Cortisol (hydrocortisone) is quantitatively the major glucocorticoid product of the adrenal cortex. The main reason to measure cortisol is to diagnose human diseases which are caused by the overproduction of cortisol in Cushing’s syndrome (CS), deficiency of adrenal steroid excretion in Addison’s disease, and for therapy monitoring (e.g. therapies designed to reduce the excessive production of cortisol in Cushing's syndrome and hormone replacement therapy in Addison's disease).

 

Cortisol plays an important role in the regulation of many essential physiological processes, including energy metabolism, maintenance of electrolyte balance and blood pressure, immunomodulation and stress responses, cell proliferation as well as cognitive functions.

 

Elevated serum levels can be found in stress responses, psychiatric diseases, obesity, diabetes, alcoholism and pregnancy, which may cause diagnostic problems in patients with Cushing's syndrome.

 

Low levels of cortisol are seen in patients with rare adrenal enzyme defects and after long-lasting stress.

 

The secretion of cortisol is mainly controlled by the hypothalamic-pituitary-adrenal axis (HPA). When cortisol levels in the blood are low, a group of cells in a region of the brain called the hypothalamus release corticotropin-releasing hormone (CRH) which causes the pituitary gland to secrete another hormone, adrenocorticotropic hormone (ACTH), into the bloodstream.
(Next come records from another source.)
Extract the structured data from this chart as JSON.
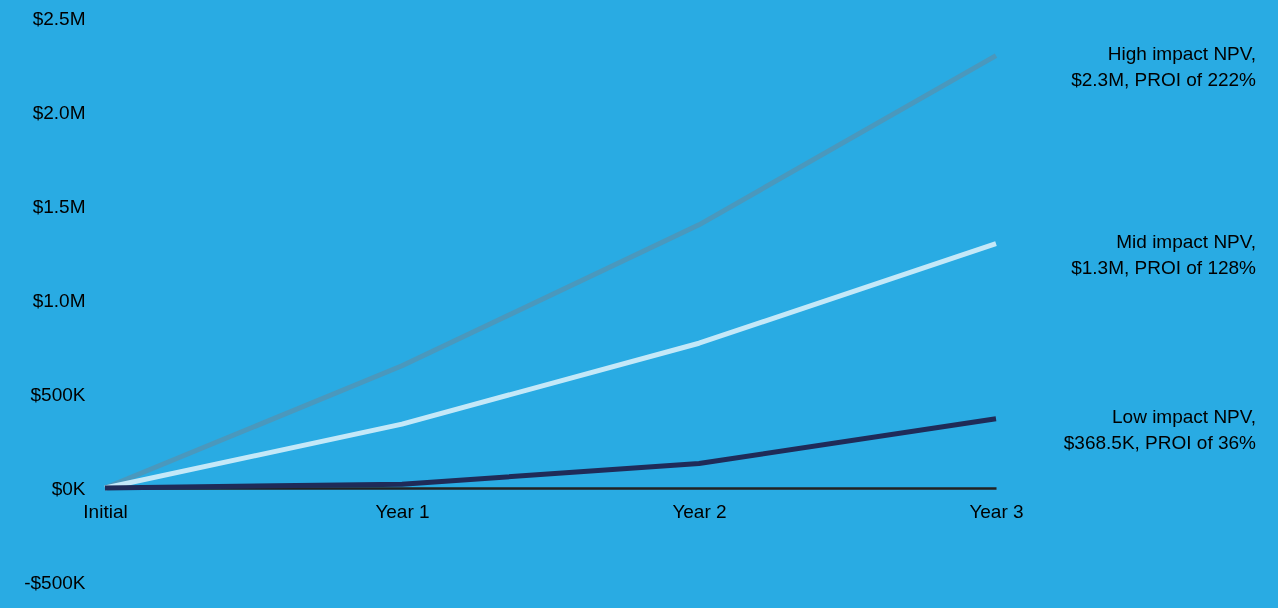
{
  "chart_data": {
    "type": "line",
    "categories": [
      "Initial",
      "Year 1",
      "Year 2",
      "Year 3"
    ],
    "series": [
      {
        "name": "High impact NPV,\n$2.3M, PROI of 222%",
        "color": "#4a98bd",
        "values": [
          0,
          650000,
          1400000,
          2300000
        ]
      },
      {
        "name": "Mid impact NPV,\n$1.3M, PROI of 128%",
        "color": "#c4e8f8",
        "values": [
          0,
          340000,
          770000,
          1300000
        ]
      },
      {
        "name": "Low impact NPV,\n$368.5K, PROI of 36%",
        "color": "#1f2b58",
        "values": [
          0,
          20000,
          130000,
          368500
        ]
      }
    ],
    "ylim": [
      -500000,
      2500000
    ],
    "yticks": [
      {
        "value": -500000,
        "label": "-$500K"
      },
      {
        "value": 0,
        "label": "$0K"
      },
      {
        "value": 500000,
        "label": "$500K"
      },
      {
        "value": 1000000,
        "label": "$1.0M"
      },
      {
        "value": 1500000,
        "label": "$1.5M"
      },
      {
        "value": 2000000,
        "label": "$2.0M"
      },
      {
        "value": 2500000,
        "label": "$2.5M"
      }
    ],
    "grid": false,
    "marker": "none",
    "line_style": "solid"
  }
}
High levels of ACTH are detected in the adrenal glands and stimulate the secretion of cortisol, causing blood levels of cortisol to rise. As the cortisol levels rise, they start to block the release of CRH from the hypothalamus and ACTH from the pituitary.

 

Normally, the highest cortisol secretion happens in the second half of the night with peak cortisol production occurring in the early morning. Following this, cortisol levels decline throughout the day with lowest levels during the first half of the night. Therefore the circadian variations of cortisol secretion and the influence of stress have to be considered for the sampling conditions in serum and plasma.